Alex, a self-help book writer who needs to help herself, decides to take a trip to the heart of Bali. On his way, he will meet a spiritual teacher, two very different sisters and an enigmatic painter of goddesses. And you will be met with the surprise of a murder.

Novel and contemporary, fun and exciting, this travel novel with a noir tinge is a hymn to life and the need to be ourselves.

Laugh in the wind

Other recommended novels by Sandra Barneda…

The waves of lost time

The most dramatic turning points deal with changing life scripts. Nothing ends up being as expected. Each one then carries that ballast of a destiny that moves on a parallel plane as the most natural development of events. While reality insists on slipping like a merciless hourglass and delivered to gravity. Rebuilding the past is an impossible mission. Going back to the places and with the people where one was both happy and unhappy at one time is like Russian roulette.

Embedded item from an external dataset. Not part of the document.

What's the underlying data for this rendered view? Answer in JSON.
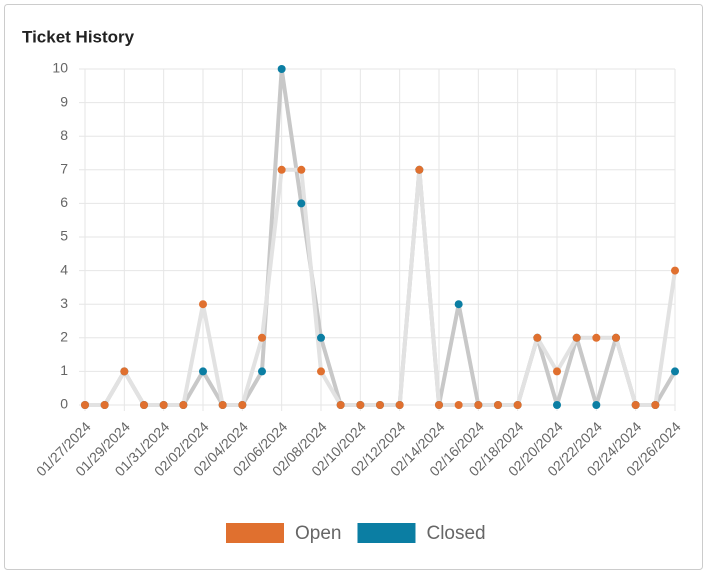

They were accomplices in adventures. What The five , those juvenile novels about inseparable friends. They were until a second changed everything. The summers of childhood, life without haste and that friendship that seemed eternal exploded in a car one winter morning. The weight of guilt shattered their dreams and they stopped seeing each other.

But the delirious promise to celebrate together the fortieth birthday of a dead man will meet them again twenty-one years later. It's been too long. They have become strangers, but they all decide to meet and spend four days together to rediscover themselves and verify that beyond death, beyond pain, there is life and that friendship that belongs to them and has given value to their survival.